Ein unfairer Wahlkampf
Am 10. Mai sollen in Polen die Präsidentschaftswahlen stattfinden. Und dies trotz der Coronakrise. Gebetsmühlenartig wiederholen Jarosław Kaczyński und seine nationalkonservative Partei, dass man an diesem Termin unbedingt festhalten werde. Man habe alles unter Kontrolle und könne die Wahlen so durchführen, dass für die Bevölkerung keine Gefahr bestünde. Dabei kann man sich derzeit noch auf eine geringe Zahl von Infizierten stützen. Am 26. März sind es 1051 gemeldete Fälle bei 14 Toten.
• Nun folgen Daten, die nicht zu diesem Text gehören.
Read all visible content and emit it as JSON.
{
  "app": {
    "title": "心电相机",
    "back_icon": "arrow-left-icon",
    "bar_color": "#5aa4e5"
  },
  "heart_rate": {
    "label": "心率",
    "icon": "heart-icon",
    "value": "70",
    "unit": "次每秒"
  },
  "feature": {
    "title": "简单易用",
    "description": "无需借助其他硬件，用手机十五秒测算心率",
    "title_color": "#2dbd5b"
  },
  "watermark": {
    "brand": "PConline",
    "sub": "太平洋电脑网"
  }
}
Aber man steht auch 14 Tage hinter der Entwicklung in Deutschland zurück. Allerdings hat Polen früher als die Bundesrepublik zu scharfen Maßnahmen gegriffen, so dass man hofft, die Seuche werde sich nicht so schnell und nicht so weit ausbreiten wie in den westlichen Ländern. Eine Hoffnung, mehr nicht.
Es fehlen in der Gesellschaft nicht die Stimmen, die eine Verlegung der Wahlen fordern. Virologen zeigen sich besorgt und halten die Abhaltung der Wahlen am 10. Mai für verantwortungslos. Donald Tusk, der frühere Premier und EU-Ratspräsident, bedient sich harter Worte. Diese Sturheit sei „eine Idiotie und ein Verbrechen“.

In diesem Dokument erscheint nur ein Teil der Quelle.